From next Tuesday, Microsoft will begin pushing the Fall Creators Update to PCs worldwide. But what if you don’t want to update your Windows 10 PC with these new features?

While it is always sensible to keep PCs up to date, there are various reasons why you might not want to put off installing the Fall Creators Update. For instance, bugs in an earlier major feature update, Windows 10’s Anniversary Update, triggered complaints about frozen systems and broken webcams. That said the rollout of the Creators Update in April this year seemingly caused far fewer problems.

If you want to defer the Fall Creators Update, then there are a couple of options available, depending on which version of Windows 10 you are running. And if you want to refresh your memory as to what’s in the Fall Creators Update, then check out our comprehensive guide.

How businesses can defer the update

If you’re running the Pro, Enterprise or Education versions of Windows 10 you can put off the upgrade for at least four months.

  1. Go to Settings > Update & security.
  2. Under ‘Update settings’, click the text ‘Advanced options’.
  3. Under ‘Choose when updates are installed’ choose ‘Current Branch for Business’ from the dropdown menu.
  4. Changing this setting from the ‘Current Branch’ to ‘Current Branch for Business’ typically defers feature updates like the Fall Creators Update for about four months.
  5. To delay the update for longer than four months, click the dropdown menu under the text ‘A feature update includes new capabilities and improvements’.
  6. In this dropdown menu select the number of additional days you would like to defer the update for, up to a maximum of 365.
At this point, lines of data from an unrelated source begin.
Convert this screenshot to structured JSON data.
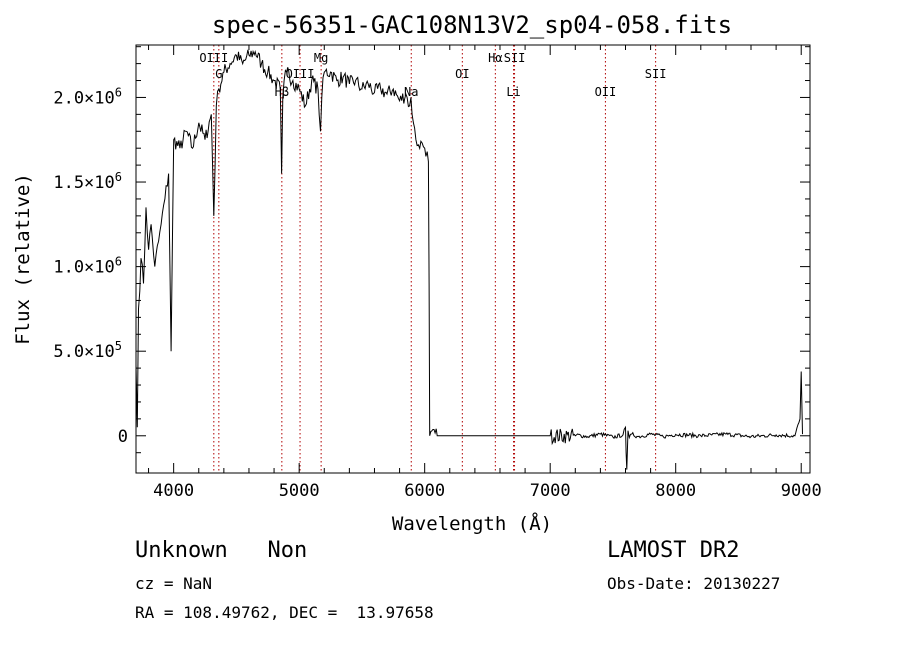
{
  "chart_data": {
    "type": "line",
    "title": "spec-56351-GAC108N13V2_sp04-058.fits",
    "xlabel": "Wavelength (Å)",
    "ylabel": "Flux (relative)",
    "xlim": [
      3700,
      9070
    ],
    "ylim": [
      -220000,
      2310000
    ],
    "x_ticks": [
      {
        "value": 4000,
        "label": "4000"
      },
      {
        "value": 5000,
        "label": "5000"
      },
      {
        "value": 6000,
        "label": "6000"
      },
      {
        "value": 7000,
        "label": "7000"
      },
      {
        "value": 8000,
        "label": "8000"
      },
      {
        "value": 9000,
        "label": "9000"
      }
    ],
    "y_ticks": [
      {
        "value": 0,
        "label": "0"
      },
      {
        "value": 500000,
        "mant": "5.0",
        "exp": "5"
      },
      {
        "value": 1000000,
        "mant": "1.0",
        "exp": "6"
      },
      {
        "value": 1500000,
        "mant": "1.5",
        "exp": "6"
      },
      {
        "value": 2000000,
        "mant": "2.0",
        "exp": "6"
      }
    ],
    "lines": [
      {
        "label": "OIII",
        "wave": 4320,
        "label_row": 0
      },
      {
        "label": "G",
        "wave": 4360,
        "label_row": 1
      },
      {
        "label": "Hβ",
        "wave": 4862,
        "label_row": 3
      },
      {
        "label": "OIII",
        "wave": 5007,
        "label_row": 1
      },
      {
        "label": "Mg",
        "wave": 5175,
        "label_row": 0
      },
      {
        "label": "Na",
        "wave": 5893,
        "label_row": 3
      },
      {
        "label": "OI",
        "wave": 6300,
        "label_row": 1
      },
      {
        "label": "Hα",
        "wave": 6563,
        "label_row": 0
      },
      {
        "label": "SII",
        "wave": 6716,
        "label_row": 0
      },
      {
        "label": "Li",
        "wave": 6708,
        "label_row": 2
      },
      {
        "label": "OII",
        "wave": 7440,
        "label_row": 2
      },
      {
        "label": "SII",
        "wave": 7840,
        "label_row": 1
      }
    ],
    "series": [
      {
        "x": [
          3700,
          3710,
          3720,
          3740,
          3760,
          3780,
          3800,
          3820,
          3850,
          3880,
          3900,
          3930,
          3960,
          3980,
          4000,
          4050,
          4100,
          4150,
          4200,
          4250,
          4300,
          4320,
          4340,
          4360,
          4400,
          4450,
          4500,
          4550,
          4600,
          4650,
          4700,
          4750,
          4800,
          4850,
          4860,
          4870,
          4880,
          4900,
          4950,
          5000,
          5050,
          5100,
          5150,
          5170,
          5180,
          5200,
          5250,
          5300,
          5350,
          5400,
          5450,
          5500,
          5550,
          5600,
          5650,
          5700,
          5750,
          5800,
          5850,
          5880,
          5890,
          5900,
          5910,
          5930,
          5950,
          5980,
          6000,
          6020,
          6030,
          6035,
          6040,
          6100,
          6500,
          7000,
          7200,
          7210,
          7300,
          7400,
          7500,
          7580,
          7600,
          7605,
          7610,
          7620,
          7630,
          7650,
          7700,
          7800,
          7900,
          8000,
          8200,
          8400,
          8600,
          8800,
          8950,
          8990,
          9000,
          9010
        ],
        "y": [
          420000,
          50000,
          750000,
          1050000,
          900000,
          1350000,
          1100000,
          1250000,
          1000000,
          1150000,
          1250000,
          1400000,
          1550000,
          500000,
          1750000,
          1700000,
          1800000,
          1700000,
          1850000,
          1750000,
          1900000,
          1300000,
          1950000,
          2050000,
          2150000,
          2200000,
          2250000,
          2200000,
          2250000,
          2270000,
          2200000,
          2150000,
          2100000,
          2050000,
          1550000,
          2000000,
          2100000,
          2150000,
          2100000,
          2050000,
          1950000,
          2100000,
          2050000,
          1800000,
          2000000,
          2150000,
          2150000,
          2100000,
          2120000,
          2080000,
          2100000,
          2050000,
          2080000,
          2030000,
          2050000,
          2020000,
          2050000,
          1980000,
          2020000,
          1950000,
          2000000,
          1900000,
          1850000,
          1750000,
          1720000,
          1730000,
          1700000,
          1680000,
          1620000,
          900000,
          0,
          0,
          0,
          0,
          0,
          5000,
          -5000,
          10000,
          -8000,
          5000,
          50000,
          -100000,
          -200000,
          30000,
          -10000,
          10000,
          -5000,
          10000,
          -5000,
          8000,
          0,
          10000,
          -5000,
          5000,
          0,
          100000,
          380000,
          10000
        ]
      }
    ]
  },
  "info": {
    "left_line1": "Unknown   Non",
    "left_line2": "cz = NaN",
    "left_line3": "RA = 108.49762, DEC =  13.97658",
    "right_line1": "LAMOST DR2",
    "right_line2": "Obs-Date: 20130227"
  }
}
SEE: Toolkit: 21 useful Active Directory scripts for Windows (Tech Pro Research)

How home users can defer the update

Windows 10 Home users, meanwhile, can configure their network as a ‘Metered connection’, which should block the system from downloading large Feature updates like the Fall Creators Update. Instead, the machine will only download what Microsoft deems to be ‘priority’ updates, such as critical security fixes.

However, be warned this broad brush approach is somewhat of a measure of last resort, and could have negative side-effects, due to Windows no longer downloading most Windows updates or Windows Store app updates.

  1. Ensure the Windows 10 PC is connected to the internet, then go to the Start menu, then to Settings > Network & Internet > Status.